Motorcraft/Quick Lane Team Head to Auto Club Down One Man

Ryan Blaney and the No. 21 Motorcraft/Quick Lane team head into Sunday’s Auto Club 400 at Auto Club Speedway in Fontana, Calif., without the services of the team’s longest-serving road crew member other than those related to the Wood Brothers.

Michael “Andretti” Smith tore his bicep muscle loose from his shoulder and fifty percent apart from his elbow while trying to hold a full can of gasoline out over the wall during a pit stop at Las Vegas Motor Speedway.

Smith was able to continue his role on the Motorcraft/Quick Lane crew for the remainder of that race, since the remaining stops that day required only one can of fuel, which he was able to hand over to the gas man despite the injury and the pain.

Another factor in his sticking it out that day was the performance of the Motorcraft/Quick Lane Fusion, which wound up finishing a season-best sixth.

“If we’d been running 36th I might have left the track early, but I wasn’t about to the way we were running,” Smith said.

After consulting doctors, he decided to forego surgery and basically let his muscle reattach itself, although that will leave him with a slight bulge known as a “Popeye Muscle.”

Doctors told Smith that with surgery he risked another tear that could cause him to lose some use of his wrist and fingers.

“I decided to live with a little deformity,” he said. “My muscle will still be attached, just not where God put it to start with.”

He plans to return to the team after the Easter Break, at Martinsville Speedway, his home track. In the meantime, Jeffery Thousand and Wade Moore both from Team Penske are on loan to the team to fill in for Smith.

Smith is a native of Mt. Airy, N.C., a town just 30 miles or so south of the Wood Brothers’ home in Stuart, Va.

He first met the Woods through the friendship of his late father Melvin Smith and Eddie Wood, one of the current co-owners of the team.

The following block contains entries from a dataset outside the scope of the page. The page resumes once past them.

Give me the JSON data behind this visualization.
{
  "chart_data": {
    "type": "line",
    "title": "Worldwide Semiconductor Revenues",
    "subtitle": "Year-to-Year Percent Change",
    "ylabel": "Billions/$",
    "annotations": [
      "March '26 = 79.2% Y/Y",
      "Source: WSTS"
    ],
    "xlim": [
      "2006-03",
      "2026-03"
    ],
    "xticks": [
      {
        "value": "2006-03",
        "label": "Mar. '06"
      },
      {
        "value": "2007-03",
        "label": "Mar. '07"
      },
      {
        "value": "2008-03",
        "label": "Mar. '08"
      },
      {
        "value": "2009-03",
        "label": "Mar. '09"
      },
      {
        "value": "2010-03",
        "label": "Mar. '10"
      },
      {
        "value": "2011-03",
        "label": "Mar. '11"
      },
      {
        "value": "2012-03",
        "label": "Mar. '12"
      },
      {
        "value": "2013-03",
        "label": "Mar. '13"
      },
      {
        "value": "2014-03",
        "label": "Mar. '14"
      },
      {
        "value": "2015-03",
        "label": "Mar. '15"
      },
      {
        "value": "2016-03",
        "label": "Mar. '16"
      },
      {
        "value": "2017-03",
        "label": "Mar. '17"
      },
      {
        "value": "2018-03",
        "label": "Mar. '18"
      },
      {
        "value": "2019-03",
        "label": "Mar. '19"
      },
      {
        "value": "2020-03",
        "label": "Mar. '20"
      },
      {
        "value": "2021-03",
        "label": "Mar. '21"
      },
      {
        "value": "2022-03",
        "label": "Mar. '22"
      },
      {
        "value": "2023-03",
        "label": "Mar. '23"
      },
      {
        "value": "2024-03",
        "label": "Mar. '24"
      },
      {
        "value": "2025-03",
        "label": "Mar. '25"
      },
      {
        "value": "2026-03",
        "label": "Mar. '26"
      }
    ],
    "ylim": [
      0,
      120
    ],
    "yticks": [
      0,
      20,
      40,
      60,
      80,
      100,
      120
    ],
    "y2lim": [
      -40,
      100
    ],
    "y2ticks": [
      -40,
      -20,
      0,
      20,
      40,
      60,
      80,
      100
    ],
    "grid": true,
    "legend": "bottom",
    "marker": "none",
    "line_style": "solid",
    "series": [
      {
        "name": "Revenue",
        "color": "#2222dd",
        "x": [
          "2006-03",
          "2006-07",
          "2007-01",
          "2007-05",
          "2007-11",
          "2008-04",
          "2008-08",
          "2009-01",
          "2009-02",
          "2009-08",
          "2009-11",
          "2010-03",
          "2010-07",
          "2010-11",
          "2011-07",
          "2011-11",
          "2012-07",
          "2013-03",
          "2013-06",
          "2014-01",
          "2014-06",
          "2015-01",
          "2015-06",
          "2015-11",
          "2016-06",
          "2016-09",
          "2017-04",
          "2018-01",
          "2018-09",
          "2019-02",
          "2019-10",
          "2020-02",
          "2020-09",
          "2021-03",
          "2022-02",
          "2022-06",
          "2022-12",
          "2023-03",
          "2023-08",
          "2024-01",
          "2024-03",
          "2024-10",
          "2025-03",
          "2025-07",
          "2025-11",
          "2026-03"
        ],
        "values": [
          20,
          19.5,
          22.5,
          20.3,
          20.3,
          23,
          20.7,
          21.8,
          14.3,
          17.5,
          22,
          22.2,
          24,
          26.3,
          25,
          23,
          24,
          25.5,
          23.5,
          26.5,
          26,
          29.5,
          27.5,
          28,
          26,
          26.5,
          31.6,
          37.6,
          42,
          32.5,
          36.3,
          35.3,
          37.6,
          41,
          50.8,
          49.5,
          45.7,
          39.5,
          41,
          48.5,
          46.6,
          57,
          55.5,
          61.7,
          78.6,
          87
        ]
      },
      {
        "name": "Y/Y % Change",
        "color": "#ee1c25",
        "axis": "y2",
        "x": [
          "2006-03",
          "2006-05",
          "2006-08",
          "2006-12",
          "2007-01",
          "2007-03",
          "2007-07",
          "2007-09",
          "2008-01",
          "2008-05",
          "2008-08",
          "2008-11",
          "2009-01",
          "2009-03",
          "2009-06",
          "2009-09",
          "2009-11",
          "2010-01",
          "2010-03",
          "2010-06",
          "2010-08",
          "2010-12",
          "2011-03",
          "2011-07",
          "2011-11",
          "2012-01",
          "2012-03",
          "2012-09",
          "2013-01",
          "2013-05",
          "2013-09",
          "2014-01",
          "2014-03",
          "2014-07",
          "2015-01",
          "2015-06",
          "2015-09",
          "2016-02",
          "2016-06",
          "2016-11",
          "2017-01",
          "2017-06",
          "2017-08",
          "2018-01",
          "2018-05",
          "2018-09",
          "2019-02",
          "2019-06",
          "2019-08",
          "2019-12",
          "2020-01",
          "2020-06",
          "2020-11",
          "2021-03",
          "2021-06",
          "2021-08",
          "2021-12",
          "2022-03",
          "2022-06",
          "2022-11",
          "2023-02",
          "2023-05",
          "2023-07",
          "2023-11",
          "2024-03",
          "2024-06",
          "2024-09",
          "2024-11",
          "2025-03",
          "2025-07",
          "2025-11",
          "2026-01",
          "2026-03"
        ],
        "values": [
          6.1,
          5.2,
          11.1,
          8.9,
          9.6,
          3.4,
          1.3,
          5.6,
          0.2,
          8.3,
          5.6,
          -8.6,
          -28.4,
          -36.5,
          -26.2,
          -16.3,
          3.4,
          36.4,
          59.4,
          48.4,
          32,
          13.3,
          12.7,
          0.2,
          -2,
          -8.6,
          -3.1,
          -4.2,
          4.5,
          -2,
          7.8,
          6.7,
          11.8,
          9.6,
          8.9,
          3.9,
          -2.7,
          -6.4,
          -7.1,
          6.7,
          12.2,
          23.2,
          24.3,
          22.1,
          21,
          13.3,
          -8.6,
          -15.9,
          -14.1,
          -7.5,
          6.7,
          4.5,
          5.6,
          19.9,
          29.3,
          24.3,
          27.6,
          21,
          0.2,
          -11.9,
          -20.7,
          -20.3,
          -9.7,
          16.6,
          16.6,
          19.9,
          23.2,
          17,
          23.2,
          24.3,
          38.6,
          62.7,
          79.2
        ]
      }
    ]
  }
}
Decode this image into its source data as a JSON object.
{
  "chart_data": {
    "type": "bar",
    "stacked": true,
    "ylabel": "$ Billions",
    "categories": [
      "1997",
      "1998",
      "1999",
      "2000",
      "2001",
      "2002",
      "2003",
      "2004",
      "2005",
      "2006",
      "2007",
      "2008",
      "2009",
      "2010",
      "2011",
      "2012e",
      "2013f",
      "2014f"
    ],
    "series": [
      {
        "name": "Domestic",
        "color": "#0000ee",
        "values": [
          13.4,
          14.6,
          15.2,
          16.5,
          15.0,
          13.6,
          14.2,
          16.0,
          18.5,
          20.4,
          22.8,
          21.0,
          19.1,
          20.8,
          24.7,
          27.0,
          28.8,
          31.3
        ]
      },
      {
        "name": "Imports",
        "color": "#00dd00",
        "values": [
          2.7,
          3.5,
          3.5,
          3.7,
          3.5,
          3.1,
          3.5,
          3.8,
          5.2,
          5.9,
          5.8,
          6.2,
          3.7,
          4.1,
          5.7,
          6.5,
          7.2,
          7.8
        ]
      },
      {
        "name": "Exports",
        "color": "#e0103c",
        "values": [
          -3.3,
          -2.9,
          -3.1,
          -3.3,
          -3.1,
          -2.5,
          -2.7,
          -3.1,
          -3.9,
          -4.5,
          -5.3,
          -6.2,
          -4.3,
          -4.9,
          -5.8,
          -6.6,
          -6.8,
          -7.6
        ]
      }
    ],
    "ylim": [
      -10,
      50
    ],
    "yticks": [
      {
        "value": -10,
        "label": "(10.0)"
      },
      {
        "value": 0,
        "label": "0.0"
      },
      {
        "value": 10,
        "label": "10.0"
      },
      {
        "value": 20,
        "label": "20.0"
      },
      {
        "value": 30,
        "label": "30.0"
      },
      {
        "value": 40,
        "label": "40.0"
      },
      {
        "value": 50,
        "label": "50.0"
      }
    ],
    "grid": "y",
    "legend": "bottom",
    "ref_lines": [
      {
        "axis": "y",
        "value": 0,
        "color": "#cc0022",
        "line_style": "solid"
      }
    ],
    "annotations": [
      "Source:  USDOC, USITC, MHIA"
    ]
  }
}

Smith literally grew up around the Woods’ shop in Stuart and also came to be friends with Terry Hall, who married Kim Wood Hall, Eddie and Len Wood’s sister.

Hall’s brother Phil is a local Late Model driver. Smith helped him with his cars back in the day – and earned his nickname in the process.

It seems he was late arriving at the Hall shop after picking up a race engine. He turned off the roadway onto the gravel drive at about 60 miles per hour and slid to a stop just inches from the shop door, slinging pieces of gravel inside.

“Phil said I came in there like Mario Andretti,” Smith said. “It just kind of got out of hand from there.”

Across the NASCAR circuit, Smith is known to most only by his nickname, and by his longevity with the Wood Brothers.

He’s worked there since just after he graduated from high school in 1990, handling nearly every over-the-wall chore other than driver and plenty more back at the shop.

He started carrying tires for Eddie Wood when Wood was still a changer. He later carried for Len Wood. He jacked the car from 1992 to 1994, then changed tires before moving over to gasman from 2006 to 2014. Since then he’s handled the second gas can, handing it to the fueler during the stops.

Smith served as crew chief for 12 races in 2008, stepping in to take over the position when the team needed him. Smith’s best finish as a crew chief was a third place at Watkins Glen with Marcos Ambrose as his driver.

Andretti” also has handled a myriad of chores in the race shop, from painting cars to fabrication to setting up the chassis. Now he is the front end mechanic and focuses on set-ups.

As he approaches his 44th birthday and with younger more agile crew members coming along, Smith knows his days of servicing the No. 21 Motorcraft/Quick Lane Fusion on pit road likely are numbered.

“To say I didn’t miss being there would be a lie,” he said.

“There’s never been anything I asked from Eddie and Len that I haven’t gotten,” he said. “In 26 years there’s never been a cross word about anything.”

The Motorcraft/Quick Lane team, minus Andretti Smith, are set to qualify on Friday at 7:45 p.m. eastern, and the Auto Club 400 is scheduled to get the green flag on Sunday just after 3:30 p.m. with TV coverage on FOX.